Сколько их всего, сразу невозможно было определить. И каков тактический замысел? Пока мы видели тройку «Юнкерсов-87», идущих первыми в атаку. За ней - еще несколько троек.
К началу атаки мы с Иевлевым, как обычно, занимаем места на крыльях мостика. Из своей рубки вышел к выносному штурманскому пункту на мостике Телятников. Здесь он займется боевой прокладкой и нанесением тактической обстановки. В рубке вместо него остался надежный помощник рулевой Дмитрий Леонов. Пришли в движение стволы зенитной батареи и пушек главного калибра. И началось…

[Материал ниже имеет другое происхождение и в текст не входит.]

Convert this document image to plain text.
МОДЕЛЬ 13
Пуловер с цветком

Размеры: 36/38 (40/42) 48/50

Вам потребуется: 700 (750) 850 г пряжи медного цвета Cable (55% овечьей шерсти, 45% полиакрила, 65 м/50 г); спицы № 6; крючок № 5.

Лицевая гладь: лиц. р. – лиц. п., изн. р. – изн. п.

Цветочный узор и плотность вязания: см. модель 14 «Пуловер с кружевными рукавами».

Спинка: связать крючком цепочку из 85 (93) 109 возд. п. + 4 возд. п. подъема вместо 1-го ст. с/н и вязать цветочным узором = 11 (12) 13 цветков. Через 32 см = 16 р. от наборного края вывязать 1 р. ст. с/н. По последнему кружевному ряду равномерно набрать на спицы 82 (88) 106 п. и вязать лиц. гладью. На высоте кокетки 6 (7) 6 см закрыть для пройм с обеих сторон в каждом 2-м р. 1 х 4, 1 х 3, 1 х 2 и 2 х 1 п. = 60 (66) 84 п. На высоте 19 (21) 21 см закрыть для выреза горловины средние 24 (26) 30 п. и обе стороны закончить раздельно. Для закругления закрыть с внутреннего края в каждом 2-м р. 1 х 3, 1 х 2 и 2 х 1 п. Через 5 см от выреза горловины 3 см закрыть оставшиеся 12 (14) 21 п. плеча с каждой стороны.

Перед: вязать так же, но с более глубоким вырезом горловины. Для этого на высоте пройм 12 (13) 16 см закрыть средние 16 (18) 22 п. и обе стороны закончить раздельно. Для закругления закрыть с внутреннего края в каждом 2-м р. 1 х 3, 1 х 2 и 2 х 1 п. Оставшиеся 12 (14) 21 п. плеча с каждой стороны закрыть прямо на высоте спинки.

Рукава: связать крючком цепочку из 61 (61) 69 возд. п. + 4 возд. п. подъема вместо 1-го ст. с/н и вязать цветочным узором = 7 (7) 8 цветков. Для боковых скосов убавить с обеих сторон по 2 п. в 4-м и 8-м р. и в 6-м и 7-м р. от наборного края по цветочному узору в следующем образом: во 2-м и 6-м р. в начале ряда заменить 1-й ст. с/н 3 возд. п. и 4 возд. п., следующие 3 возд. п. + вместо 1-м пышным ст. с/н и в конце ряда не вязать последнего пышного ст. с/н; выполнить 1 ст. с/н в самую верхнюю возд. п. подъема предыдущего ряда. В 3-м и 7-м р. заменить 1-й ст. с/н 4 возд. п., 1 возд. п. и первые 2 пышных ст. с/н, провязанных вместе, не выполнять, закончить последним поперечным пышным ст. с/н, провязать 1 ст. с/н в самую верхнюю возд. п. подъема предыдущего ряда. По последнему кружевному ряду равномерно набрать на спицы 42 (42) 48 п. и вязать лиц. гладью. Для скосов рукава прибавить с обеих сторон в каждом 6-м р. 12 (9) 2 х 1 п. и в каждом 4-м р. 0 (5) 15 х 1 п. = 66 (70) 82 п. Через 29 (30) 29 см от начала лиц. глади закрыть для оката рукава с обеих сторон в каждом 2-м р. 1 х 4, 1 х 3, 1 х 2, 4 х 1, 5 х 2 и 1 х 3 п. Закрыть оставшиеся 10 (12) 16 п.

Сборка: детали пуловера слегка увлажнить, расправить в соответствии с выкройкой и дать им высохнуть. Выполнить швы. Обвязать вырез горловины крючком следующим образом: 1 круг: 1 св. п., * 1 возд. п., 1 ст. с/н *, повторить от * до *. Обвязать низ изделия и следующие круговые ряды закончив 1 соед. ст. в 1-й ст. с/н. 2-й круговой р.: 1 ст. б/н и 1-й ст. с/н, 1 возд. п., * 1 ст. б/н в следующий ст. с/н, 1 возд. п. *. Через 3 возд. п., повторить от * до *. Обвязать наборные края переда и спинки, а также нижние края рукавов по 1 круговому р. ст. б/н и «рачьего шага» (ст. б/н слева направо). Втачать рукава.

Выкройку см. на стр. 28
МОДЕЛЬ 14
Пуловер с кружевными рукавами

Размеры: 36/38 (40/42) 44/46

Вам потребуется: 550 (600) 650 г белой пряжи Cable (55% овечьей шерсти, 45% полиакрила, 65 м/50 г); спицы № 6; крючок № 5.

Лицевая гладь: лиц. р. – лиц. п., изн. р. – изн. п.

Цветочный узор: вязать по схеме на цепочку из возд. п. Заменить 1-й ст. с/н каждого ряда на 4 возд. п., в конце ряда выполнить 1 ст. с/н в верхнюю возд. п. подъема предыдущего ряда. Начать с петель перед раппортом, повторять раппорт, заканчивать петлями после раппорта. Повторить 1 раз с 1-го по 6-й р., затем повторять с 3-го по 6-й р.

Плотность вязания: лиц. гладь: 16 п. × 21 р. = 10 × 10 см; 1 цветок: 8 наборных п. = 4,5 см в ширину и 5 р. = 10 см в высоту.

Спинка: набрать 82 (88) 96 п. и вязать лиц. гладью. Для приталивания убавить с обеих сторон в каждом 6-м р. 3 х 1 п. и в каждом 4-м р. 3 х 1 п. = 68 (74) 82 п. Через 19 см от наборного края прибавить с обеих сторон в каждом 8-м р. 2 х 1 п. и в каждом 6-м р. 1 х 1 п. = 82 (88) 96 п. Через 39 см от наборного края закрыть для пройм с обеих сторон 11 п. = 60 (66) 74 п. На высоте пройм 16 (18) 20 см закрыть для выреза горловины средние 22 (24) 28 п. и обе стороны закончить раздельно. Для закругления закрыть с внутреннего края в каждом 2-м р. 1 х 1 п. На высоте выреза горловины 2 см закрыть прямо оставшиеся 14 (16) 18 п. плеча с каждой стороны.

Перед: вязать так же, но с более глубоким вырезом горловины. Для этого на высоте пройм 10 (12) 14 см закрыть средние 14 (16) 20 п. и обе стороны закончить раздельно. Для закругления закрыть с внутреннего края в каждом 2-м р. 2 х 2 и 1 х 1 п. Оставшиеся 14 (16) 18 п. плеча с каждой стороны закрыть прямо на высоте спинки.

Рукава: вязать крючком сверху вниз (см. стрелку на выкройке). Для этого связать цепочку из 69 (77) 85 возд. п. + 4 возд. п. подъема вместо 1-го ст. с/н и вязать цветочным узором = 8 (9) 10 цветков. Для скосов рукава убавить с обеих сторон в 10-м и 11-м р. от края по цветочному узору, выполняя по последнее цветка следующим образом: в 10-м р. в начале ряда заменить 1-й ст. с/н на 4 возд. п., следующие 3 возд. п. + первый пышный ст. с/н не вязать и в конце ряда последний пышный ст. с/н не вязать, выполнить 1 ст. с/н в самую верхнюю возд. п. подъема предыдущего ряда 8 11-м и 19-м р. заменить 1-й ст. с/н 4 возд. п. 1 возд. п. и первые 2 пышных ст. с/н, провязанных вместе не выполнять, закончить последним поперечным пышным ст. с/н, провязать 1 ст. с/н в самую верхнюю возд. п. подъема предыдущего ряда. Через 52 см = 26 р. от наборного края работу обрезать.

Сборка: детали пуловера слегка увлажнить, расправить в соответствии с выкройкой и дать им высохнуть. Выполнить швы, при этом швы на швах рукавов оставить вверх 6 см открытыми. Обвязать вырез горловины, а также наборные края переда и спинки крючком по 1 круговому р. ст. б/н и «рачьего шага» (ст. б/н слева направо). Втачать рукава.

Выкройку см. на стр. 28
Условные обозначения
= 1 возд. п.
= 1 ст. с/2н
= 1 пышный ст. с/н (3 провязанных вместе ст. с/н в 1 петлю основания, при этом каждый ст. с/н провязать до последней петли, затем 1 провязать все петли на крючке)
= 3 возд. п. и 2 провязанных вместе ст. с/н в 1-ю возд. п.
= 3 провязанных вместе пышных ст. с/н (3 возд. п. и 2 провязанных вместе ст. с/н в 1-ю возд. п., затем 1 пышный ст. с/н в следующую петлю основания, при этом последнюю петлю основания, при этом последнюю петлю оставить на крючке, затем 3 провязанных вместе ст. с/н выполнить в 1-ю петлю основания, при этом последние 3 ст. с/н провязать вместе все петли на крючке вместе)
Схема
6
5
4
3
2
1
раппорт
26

Воздушные атаки следовали одна за другой. Первая тройка самолетов атаковала нас с ходу. Видимо, чувствуя свое превосходство в силе, они даже не применили свой излюбленный прием - заходить на корабль с разных направлений. Огнем всех орудий мы заставили врага [181] сбросить бомбы примерно в двух кабельтовых от корабля. Атака «в лоб» противнику не удалась.
Новая тройка изменила тактику. Рассредоточившись, «юнкерсы» стали заходить с трех сторон - с кормы и с обоих бортов. Это потребовало от командира лидера исключительной собранности, бдительности и выдержки: самолеты находились на разных дистанциях от корабля и наибольшую опасность представлял ближайший. Именно от него следовало начать уклонение в первую очередь. Вот тут-то организованное нами дополнительное наблюдение старпомом и командиром БЧ-4 полностью себя оправдало. Мельников не сводит глаз с самолета, который, по его предположению, должен первым сбросить бомбы. Но начинает бомбометание «мой» «юнкерс».